On July 13, the high speed Spanish Talgo train broke the record of India’s fastest train, the recently launched Gatiman Express, by achieving a maximum speed of 180 km per hour on the Mathura-Palwal stretch.
It covered the distance of 84 km, which normally takes about 90 minutes, in 38 minutes. The train had nine empty coaches hauled by a Varanasi-made 4,500-HP diesel engine.
“The feeling of the train running at such a high speed was amazing. Before the trial, we were a bit worried about the performance of the coaches at 180 kmph, but they ran exceptionally well, including on curves,” said Vivek Sharma, second loco pilot in the engine of the train, to Times of India.Lead pilot Sunil Kumar Pathak, the other driver in the train, added: “For me, the most striking part of the journey was the fact that an Indian diesel engine pulled the coaches at 180 kmph, a feat which no locomotive engine manufactured in the country had accomplished so far.”
Talgo consists of nine coaches — two executive class cars, four chair cars, a pantry car, a power car, and a tail-end coach for staff and equipment.
This is the second phase of trials for the train. It was supervised by engineers from Spain and Indian Railways’ Research Design and Standards Organisation (RDSO), Lucknow. About 20 more rounds of tests will take place till July 26, before the use and suitability of this train for Indian tracks is determined.

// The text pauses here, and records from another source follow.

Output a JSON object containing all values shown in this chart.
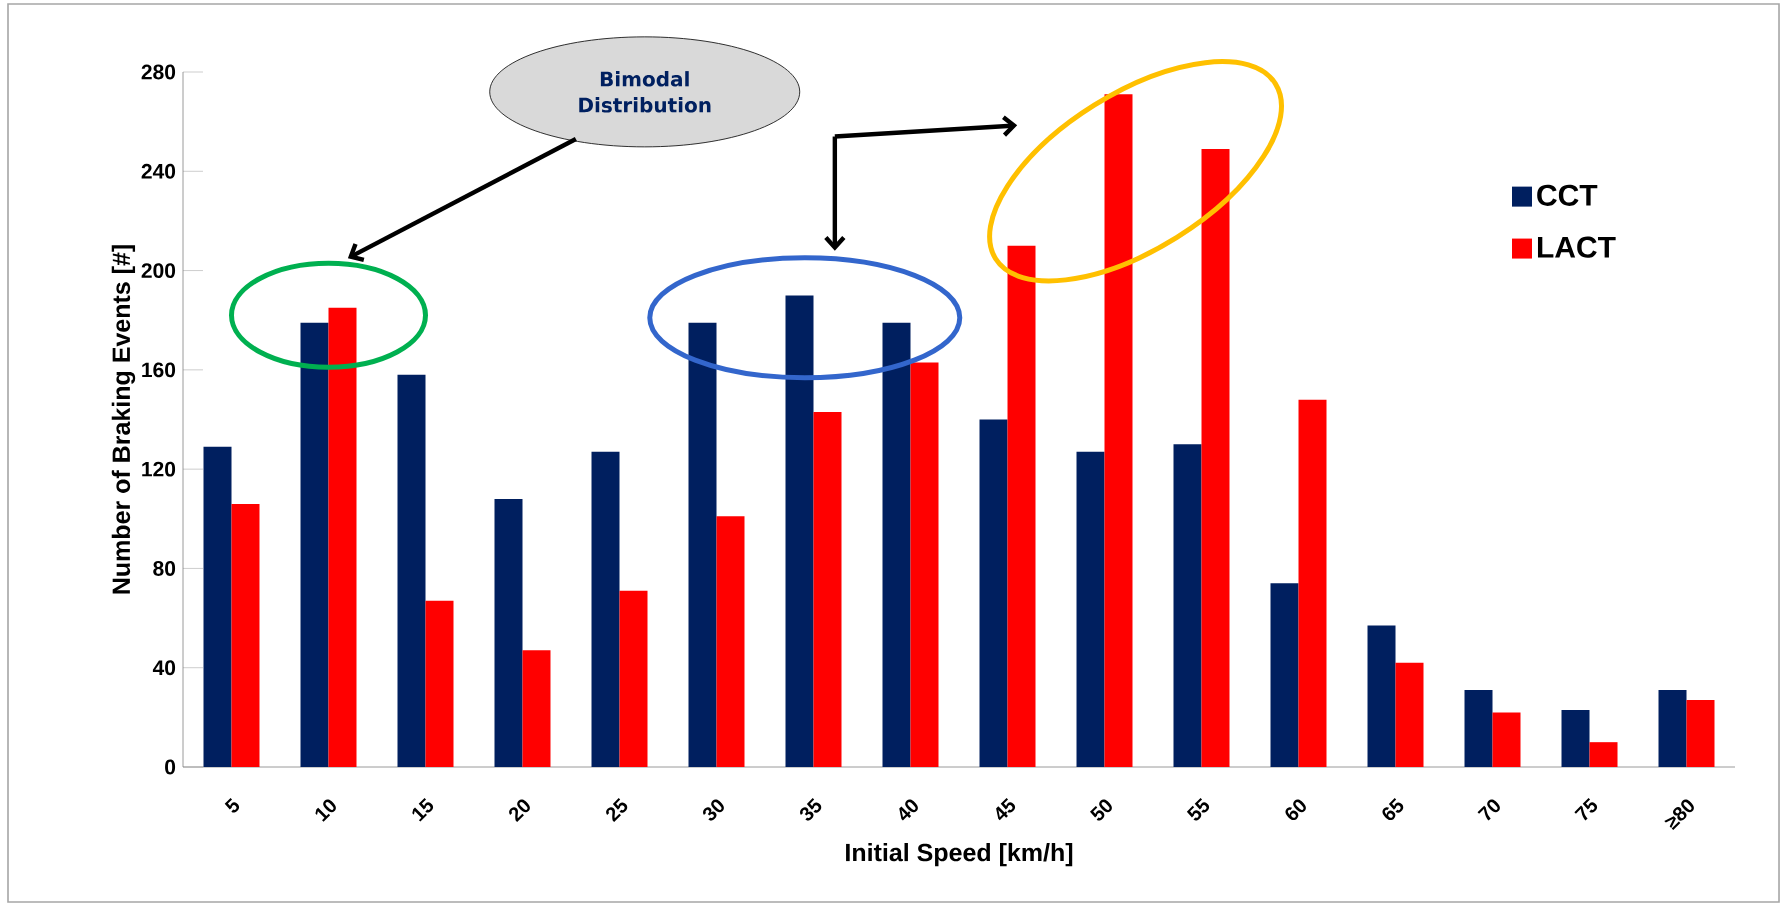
{
  "chart_data": {
    "type": "bar",
    "xlabel": "Initial Speed [km/h]",
    "ylabel": "Number of Braking Events [#]",
    "categories": [
      "5",
      "10",
      "15",
      "20",
      "25",
      "30",
      "35",
      "40",
      "45",
      "50",
      "55",
      "60",
      "65",
      "70",
      "75",
      "≥80"
    ],
    "series": [
      {
        "name": "CCT",
        "color": "#001f5f",
        "values": [
          129,
          179,
          158,
          108,
          127,
          179,
          190,
          179,
          140,
          127,
          130,
          74,
          57,
          31,
          23,
          31
        ]
      },
      {
        "name": "LACT",
        "color": "#ff0000",
        "values": [
          106,
          185,
          67,
          47,
          71,
          101,
          143,
          163,
          210,
          271,
          249,
          148,
          42,
          22,
          10,
          27
        ]
      }
    ],
    "ylim": [
      0,
      280
    ],
    "yticks": [
      0,
      40,
      80,
      120,
      160,
      200,
      240,
      280
    ],
    "legend": "top right",
    "annotations": [
      "Bimodal Distribution"
    ]
  }
}
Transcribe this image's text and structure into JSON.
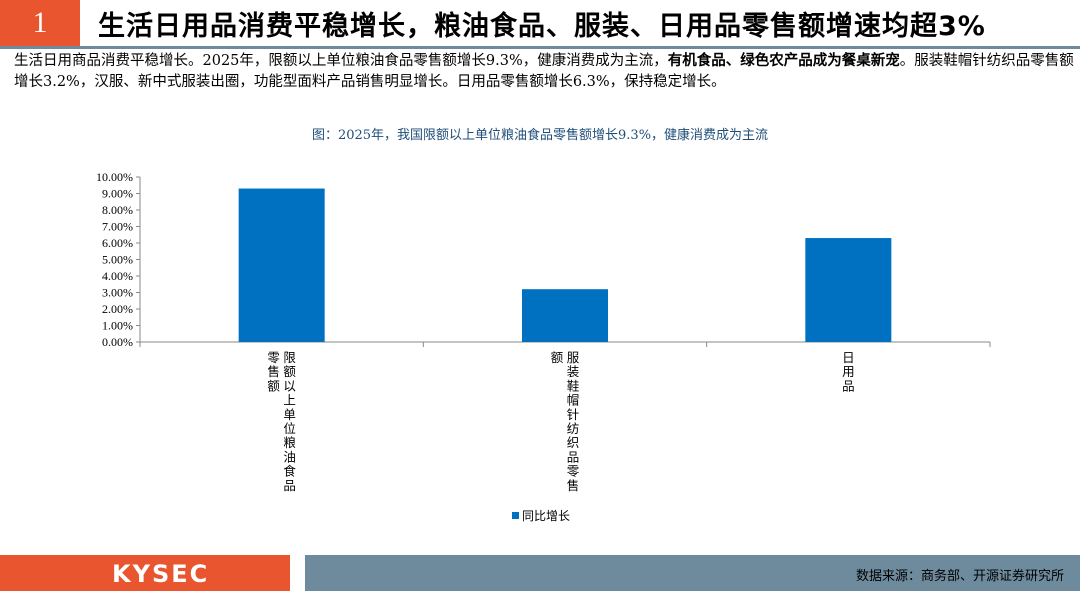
{
  "header": {
    "number": "1",
    "title": "生活日用品消费平稳增长，粮油食品、服装、日用品零售额增速均超3%"
  },
  "paragraph": {
    "part1": "生活日用商品消费平稳增长。2025年，限额以上单位粮油食品零售额增长9.3%，健康消费成为主流，",
    "bold": "有机食品、绿色农产品成为餐桌新宠",
    "part2": "。服装鞋帽针纺织品零售额增长3.2%，汉服、新中式服装出圈，功能型面料产品销售明显增长。日用品零售额增长6.3%，保持稳定增长。"
  },
  "chart_data": {
    "type": "bar",
    "title": "图：2025年，我国限额以上单位粮油食品零售额增长9.3%，健康消费成为主流",
    "categories": [
      "限额以上单位粮油食品零售额",
      "服装鞋帽针纺织品零售额",
      "日用品"
    ],
    "series": [
      {
        "name": "同比增长",
        "values": [
          9.3,
          3.2,
          6.3
        ]
      }
    ],
    "unit": "%",
    "ylim": [
      0,
      10
    ],
    "yticks": [
      "0.00%",
      "1.00%",
      "2.00%",
      "3.00%",
      "4.00%",
      "5.00%",
      "6.00%",
      "7.00%",
      "8.00%",
      "9.00%",
      "10.00%"
    ],
    "legend_position": "bottom",
    "bar_color": "#0070c0",
    "grid": false
  },
  "footer": {
    "logo": "KYSEC",
    "source": "数据来源：商务部、开源证券研究所",
    "accent_color": "#e8552e",
    "bar_color": "#6e8a9d"
  }
}
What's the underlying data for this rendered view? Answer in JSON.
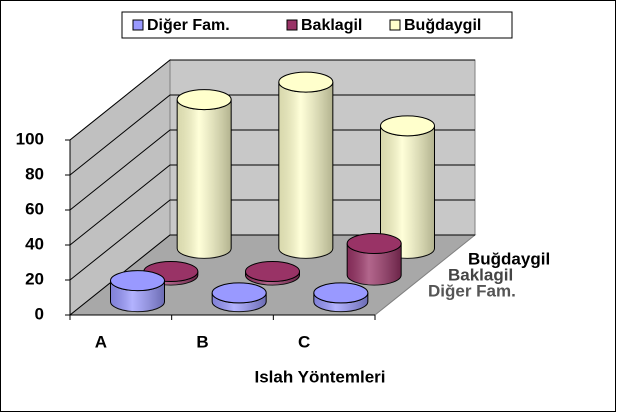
{
  "chart_data": {
    "type": "bar3d",
    "x_label": "Islah Yöntemleri",
    "categories": [
      "A",
      "B",
      "C"
    ],
    "series": [
      {
        "name": "Diğer Fam.",
        "color": "#9999ff",
        "values": [
          12,
          5,
          5
        ]
      },
      {
        "name": "Baklagil",
        "color": "#993366",
        "values": [
          2,
          2,
          18
        ]
      },
      {
        "name": "Buğdaygil",
        "color": "#ffffcc",
        "values": [
          85,
          95,
          70
        ]
      }
    ],
    "ylim": [
      0,
      100
    ],
    "yticks": [
      0,
      20,
      40,
      60,
      80,
      100
    ],
    "grid": true,
    "legend": "top"
  }
}
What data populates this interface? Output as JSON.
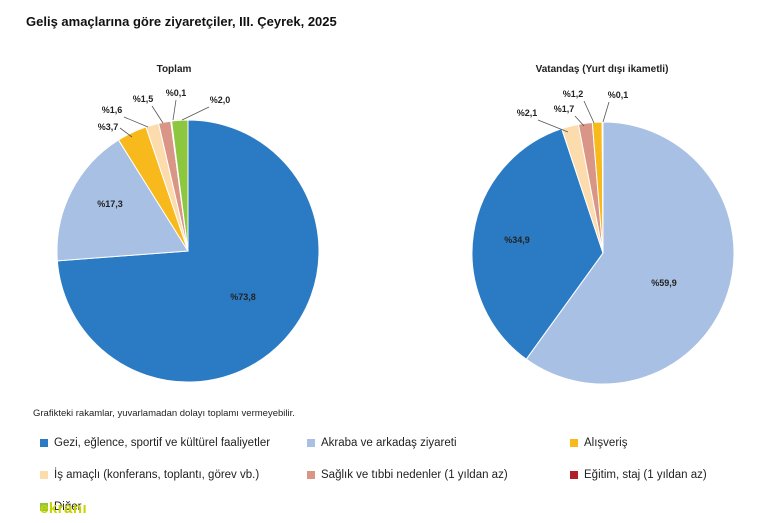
{
  "title": "Geliş amaçlarına göre ziyaretçiler, III. Çeyrek, 2025",
  "note": "Grafikteki rakamlar, yuvarlamadan dolayı toplamı vermeyebilir.",
  "watermark": "ekranı",
  "colors": {
    "gezi": "#2b7bc4",
    "akraba": "#a8c0e4",
    "alisveris": "#f7b91b",
    "is": "#fcdcac",
    "saglik": "#d99585",
    "egitim": "#b0202a",
    "diger": "#8dc63f"
  },
  "legend": [
    {
      "key": "gezi",
      "label": "Gezi, eğlence, sportif ve kültürel faaliyetler"
    },
    {
      "key": "akraba",
      "label": "Akraba ve arkadaş ziyareti"
    },
    {
      "key": "alisveris",
      "label": "Alışveriş"
    },
    {
      "key": "is",
      "label": "İş amaçlı (konferans, toplantı, görev vb.)"
    },
    {
      "key": "saglik",
      "label": "Sağlık ve tıbbi nedenler (1 yıldan az)"
    },
    {
      "key": "egitim",
      "label": "Eğitim, staj (1 yıldan az)"
    },
    {
      "key": "diger",
      "label": "Diğer"
    }
  ],
  "chart_data": [
    {
      "type": "pie",
      "title": "Toplam",
      "start_angle_deg": 0,
      "direction": "clockwise",
      "slices": [
        {
          "key": "gezi",
          "value": 73.8,
          "label": "%73,8"
        },
        {
          "key": "akraba",
          "value": 17.3,
          "label": "%17,3"
        },
        {
          "key": "alisveris",
          "value": 3.7,
          "label": "%3,7"
        },
        {
          "key": "is",
          "value": 1.6,
          "label": "%1,6"
        },
        {
          "key": "saglik",
          "value": 1.5,
          "label": "%1,5"
        },
        {
          "key": "egitim",
          "value": 0.1,
          "label": "%0,1"
        },
        {
          "key": "diger",
          "value": 2.0,
          "label": "%2,0"
        }
      ]
    },
    {
      "type": "pie",
      "title": "Vatandaş (Yurt dışı ikametli)",
      "start_angle_deg": 0,
      "direction": "clockwise",
      "slices": [
        {
          "key": "akraba",
          "value": 59.9,
          "label": "%59,9"
        },
        {
          "key": "gezi",
          "value": 34.9,
          "label": "%34,9"
        },
        {
          "key": "is",
          "value": 2.1,
          "label": "%2,1"
        },
        {
          "key": "saglik",
          "value": 1.7,
          "label": "%1,7"
        },
        {
          "key": "alisveris",
          "value": 1.2,
          "label": "%1,2"
        },
        {
          "key": "egitim",
          "value": 0.1,
          "label": "%0,1"
        }
      ]
    }
  ]
}
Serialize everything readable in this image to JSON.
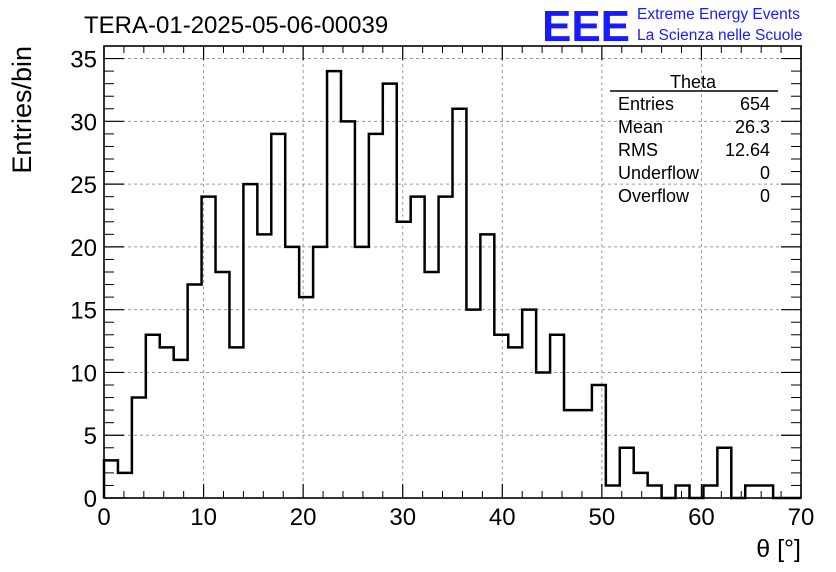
{
  "chart_data": {
    "type": "histogram",
    "title": "TERA-01-2025-05-06-00039",
    "xlabel": "θ [°]",
    "ylabel": "Entries/bin",
    "xlim": [
      0,
      70
    ],
    "ylim": [
      0,
      36
    ],
    "grid": true,
    "bin_edges_start": 0,
    "bin_width": 1.4,
    "values": [
      3,
      2,
      8,
      13,
      12,
      11,
      17,
      24,
      18,
      12,
      25,
      21,
      29,
      20,
      16,
      20,
      34,
      30,
      20,
      29,
      33,
      22,
      24,
      18,
      24,
      31,
      15,
      21,
      13,
      12,
      15,
      10,
      13,
      7,
      7,
      9,
      1,
      4,
      2,
      1,
      0,
      1,
      0,
      1,
      4,
      0,
      1,
      1,
      0,
      0
    ],
    "x_ticks": [
      "0",
      "10",
      "20",
      "30",
      "40",
      "50",
      "60",
      "70"
    ],
    "y_ticks": [
      "0",
      "5",
      "10",
      "15",
      "20",
      "25",
      "30",
      "35"
    ],
    "stats": {
      "title": "Theta",
      "rows": [
        {
          "label": "Entries",
          "value": "654"
        },
        {
          "label": "Mean",
          "value": "26.3"
        },
        {
          "label": "RMS",
          "value": "12.64"
        },
        {
          "label": "Underflow",
          "value": "0"
        },
        {
          "label": "Overflow",
          "value": "0"
        }
      ]
    }
  },
  "logo": {
    "mark": "EEE",
    "line1": "Extreme Energy Events",
    "line2": "La Scienza nelle Scuole",
    "color": "#1a1aff"
  }
}
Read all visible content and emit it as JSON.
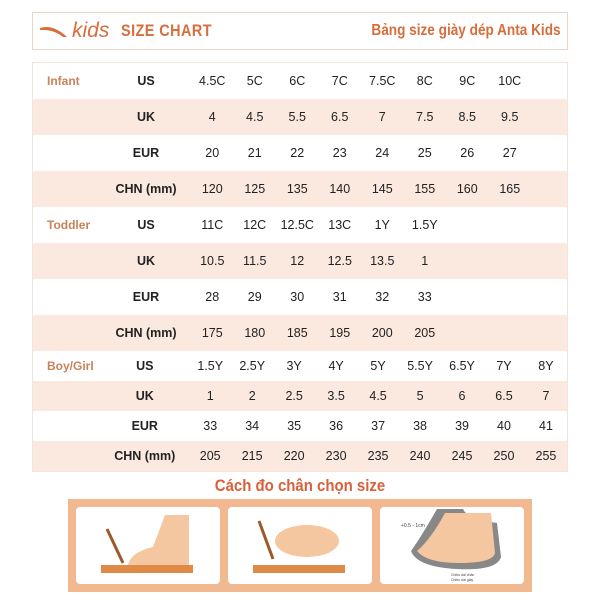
{
  "header": {
    "brand": "kids",
    "title": "SIZE CHART",
    "subtitle": "Bảng size giày dép Anta Kids"
  },
  "groups": [
    {
      "name": "Infant",
      "rows": [
        {
          "type": "US",
          "values": [
            "4.5C",
            "5C",
            "6C",
            "7C",
            "7.5C",
            "8C",
            "9C",
            "10C"
          ]
        },
        {
          "type": "UK",
          "values": [
            "4",
            "4.5",
            "5.5",
            "6.5",
            "7",
            "7.5",
            "8.5",
            "9.5"
          ]
        },
        {
          "type": "EUR",
          "values": [
            "20",
            "21",
            "22",
            "23",
            "24",
            "25",
            "26",
            "27"
          ]
        },
        {
          "type": "CHN (mm)",
          "values": [
            "120",
            "125",
            "135",
            "140",
            "145",
            "155",
            "160",
            "165"
          ]
        }
      ]
    },
    {
      "name": "Toddler",
      "rows": [
        {
          "type": "US",
          "values": [
            "11C",
            "12C",
            "12.5C",
            "13C",
            "1Y",
            "1.5Y"
          ]
        },
        {
          "type": "UK",
          "values": [
            "10.5",
            "11.5",
            "12",
            "12.5",
            "13.5",
            "1"
          ]
        },
        {
          "type": "EUR",
          "values": [
            "28",
            "29",
            "30",
            "31",
            "32",
            "33"
          ]
        },
        {
          "type": "CHN (mm)",
          "values": [
            "175",
            "180",
            "185",
            "195",
            "200",
            "205"
          ]
        }
      ]
    },
    {
      "name": "Boy/Girl",
      "rows": [
        {
          "type": "US",
          "values": [
            "1.5Y",
            "2.5Y",
            "3Y",
            "4Y",
            "5Y",
            "5.5Y",
            "6.5Y",
            "7Y",
            "8Y"
          ]
        },
        {
          "type": "UK",
          "values": [
            "1",
            "2",
            "2.5",
            "3.5",
            "4.5",
            "5",
            "6",
            "6.5",
            "7"
          ]
        },
        {
          "type": "EUR",
          "values": [
            "33",
            "34",
            "35",
            "36",
            "37",
            "38",
            "39",
            "40",
            "41"
          ]
        },
        {
          "type": "CHN (mm)",
          "values": [
            "205",
            "215",
            "220",
            "230",
            "235",
            "240",
            "245",
            "250",
            "255"
          ]
        }
      ]
    }
  ],
  "guide": {
    "title": "Cách đo chân chọn size",
    "note": "+0.5 - 1cm",
    "foot_length": "Chiều dài chân",
    "shoe_length": "Chiều dài giày"
  },
  "colors": {
    "accent": "#d86d3c",
    "row_alt": "#fbe9df",
    "panel": "#f2b88f"
  }
}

Sandbags will be placed on seats to simulate passenger weight in the third trial. The test run will take place between Mumbai and New Delhi, a distance of about 1400 km, and will attempt to achieve a top speed of 220 kmph. Talgo envisages that this 17-hour journey will be completed in 12 hours by the high speed train.
Talgo is a Madrid based manufacturer of high speed passenger trains. Its lightweight aluminium coaches are designed to run along curves without decelerating.
Talgo coaches weigh much less than Indian Railways’ coaches and also consume 30% less energy, besides helping reduce travel time of course.
“Today’s successful achievement is a major milestone in the history of railways and it takes us closer to our dreams of having high-speed train service on the existing railway tracks,” Dilip Kumar Singh, Additional Divisional Railway Manager (ADRM) of Agra, said, on behalf of Indian Railways.